Increasing Camera Trap Efficiency with Machine Learning
BBC Wildlife Camera-trap Photo of the Year 2014
As machine learning becomes more and more ubiquitous, the development of smart devices and IoT that’s “on the edge” should become dramatically easier. Given this, I was interested in exploring applications for machine learning in conservation biology, specifically in animal recognition for camera trap images.
Camera traps, used by environmentalists, filmmakers, and researchers, are deployed into the wild to monitor animals. Triggered by infrared sensors, camera traps can detect movement and autonomously capture photos and videos of animals. This is a boon and curse for environmental monitoring because image results can vary widely, ranging from false positives to shots worthy National Geographic. Similarly, researchers may collect an overabundance image data or none at all. The variability in camera trap results makes image processing and deployment management an incredibly tedious process.
Using object detection and image classification models, we can make animal monitoring much more efficient. The range of efficiency, however, depends on how machine learning is applied. In this article, I will provide a brief introduction into two possible avenues to explore.

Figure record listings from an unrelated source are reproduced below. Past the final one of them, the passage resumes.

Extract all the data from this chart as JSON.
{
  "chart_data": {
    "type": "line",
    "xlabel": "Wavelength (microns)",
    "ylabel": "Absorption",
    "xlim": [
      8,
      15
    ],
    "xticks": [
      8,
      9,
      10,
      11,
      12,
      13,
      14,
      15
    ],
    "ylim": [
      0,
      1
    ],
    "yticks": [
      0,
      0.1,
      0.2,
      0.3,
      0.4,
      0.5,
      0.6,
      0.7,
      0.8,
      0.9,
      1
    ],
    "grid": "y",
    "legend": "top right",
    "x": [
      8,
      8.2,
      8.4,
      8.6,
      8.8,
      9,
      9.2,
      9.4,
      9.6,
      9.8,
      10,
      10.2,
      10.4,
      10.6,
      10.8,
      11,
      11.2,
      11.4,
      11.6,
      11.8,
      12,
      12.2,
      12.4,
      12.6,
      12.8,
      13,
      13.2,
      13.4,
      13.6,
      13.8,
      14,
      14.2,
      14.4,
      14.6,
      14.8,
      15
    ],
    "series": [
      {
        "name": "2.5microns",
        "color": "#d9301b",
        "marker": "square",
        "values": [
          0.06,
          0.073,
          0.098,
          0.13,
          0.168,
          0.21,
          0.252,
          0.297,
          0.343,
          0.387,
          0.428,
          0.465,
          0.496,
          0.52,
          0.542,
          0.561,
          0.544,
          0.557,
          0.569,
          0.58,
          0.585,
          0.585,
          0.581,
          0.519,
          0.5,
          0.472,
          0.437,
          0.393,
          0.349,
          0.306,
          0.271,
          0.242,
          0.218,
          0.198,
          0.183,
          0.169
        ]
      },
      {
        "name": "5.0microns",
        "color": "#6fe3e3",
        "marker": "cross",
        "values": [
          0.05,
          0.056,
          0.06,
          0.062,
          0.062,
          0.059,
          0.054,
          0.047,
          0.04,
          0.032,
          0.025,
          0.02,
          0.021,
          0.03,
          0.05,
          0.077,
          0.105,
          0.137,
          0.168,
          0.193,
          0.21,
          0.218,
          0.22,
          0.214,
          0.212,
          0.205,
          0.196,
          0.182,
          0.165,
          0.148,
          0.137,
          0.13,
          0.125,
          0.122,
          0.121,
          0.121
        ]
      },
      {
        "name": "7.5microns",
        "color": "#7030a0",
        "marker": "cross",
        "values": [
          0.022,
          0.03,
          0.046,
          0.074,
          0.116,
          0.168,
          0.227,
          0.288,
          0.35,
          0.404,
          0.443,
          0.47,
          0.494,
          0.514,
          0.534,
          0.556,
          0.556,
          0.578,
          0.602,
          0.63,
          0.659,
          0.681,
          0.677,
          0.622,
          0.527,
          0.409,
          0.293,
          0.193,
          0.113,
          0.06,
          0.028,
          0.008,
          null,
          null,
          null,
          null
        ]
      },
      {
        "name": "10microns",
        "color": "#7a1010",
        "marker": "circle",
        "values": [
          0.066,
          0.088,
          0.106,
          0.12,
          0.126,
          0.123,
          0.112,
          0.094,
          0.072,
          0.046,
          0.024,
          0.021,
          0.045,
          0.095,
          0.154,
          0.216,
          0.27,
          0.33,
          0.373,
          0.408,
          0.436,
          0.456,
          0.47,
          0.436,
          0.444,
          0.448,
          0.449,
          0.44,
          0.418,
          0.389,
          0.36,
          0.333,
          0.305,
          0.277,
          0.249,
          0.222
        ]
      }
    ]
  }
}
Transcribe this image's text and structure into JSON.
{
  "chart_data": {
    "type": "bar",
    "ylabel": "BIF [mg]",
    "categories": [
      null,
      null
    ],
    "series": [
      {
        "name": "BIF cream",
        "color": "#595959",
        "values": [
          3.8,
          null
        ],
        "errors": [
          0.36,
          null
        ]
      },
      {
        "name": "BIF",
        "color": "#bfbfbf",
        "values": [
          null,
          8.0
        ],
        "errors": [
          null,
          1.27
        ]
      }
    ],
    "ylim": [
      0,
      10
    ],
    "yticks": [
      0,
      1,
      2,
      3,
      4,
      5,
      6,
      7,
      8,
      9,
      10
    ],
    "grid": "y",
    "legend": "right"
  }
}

But before jumping in, I would like to first cover the limitations of machine learning for image processing. While it would be immensely convenient to use machine learning to identify species all over the world, there are simply too many species for one model to cover. The most practical application of machine learning would be to build an object detection model to identify the presence of animals in an image, and then complement the object detection model with a regional, geographically-specific image classification model. The results of object detection models for animals have been proven to be quite robust, reducing the time spent sifting through false positives. Furthermore, image classification models trained on smaller subsets of animals have also provided accurate results.
So, the first and most straightforward method of increasing animal recognition efficiency is to simply run camera trap images into an object detection and image classification model once all images are collected. In my time perusing the internet for available models, I found an open-sourced animal object detection model run on InceptionNet that was built by Microsoft’s AI for Earth project.
Unfortunately, I was unable to find any open sourced image classification models because of its lack of generalizability. There have been multiple research efforts examining the accuracy of animal classification, and results have shown that a model trained for a specific location will perform significantly worse when applied to a new geographic region. An example may be found here.
Most models were built to research image classification accuracy, trained for specific locations such as the American Midwest. When applied to a new location, image classification accuracy decreases significantly. If you are interested in training your own image classification model, you may find valuable datasets in Lila Science, a library for environment-related datasets. I would recommend using the datasets, Caltech Camera Traps or Snapshot Serengeti.
The second and more ambitious method is to build a camera trap “on the edge.” There are currently no camera traps that offer on-device machine learning, but it is quite easy to build a nascent one using accessible hardware.
To test this possibility, I simply hacked a Google AIY vision kit, which comes with a Raspberry Pi, Vision Bonnet (Google’s ML processing board), Pi Camera, and other hardware pieces to tie it all together. To make it a real camera trap, I added my own PIR sensor that would trigger the camera to take an image and process it with a model.
On the software side, there were already a number of built in TensorFlow models that were fun to play with but not all that useful for building a camera trap to recognize animals. Nonetheless, I used TensorFlow’s image classification model to build a simple prototype and test functionality within the Conservify lab. To really build robust machine learning models “on the edge,” you can retrain the TensorFlow object detection model using SSD MobileNet with the same database that was used to build Microsoft’s model. Tutorials to learn how to retrain TensorFlow models are also available on Tensorflow’s website.
Beyond machine learning, there is also a big space for technology that allows for real time updates using tools like LoRa or cellular connection. Real time updates could help reduce the duration in which camera traps are deployed in the wild by notifying users when images have been taken. We at Conservify are currently experimenting with various types of communication hardware to tackle this problem. We’ll hopefully provide an article on this soon. In the meantime, have fun exploring! There is so much potential for innovation in the space of animal recognition and camera traps.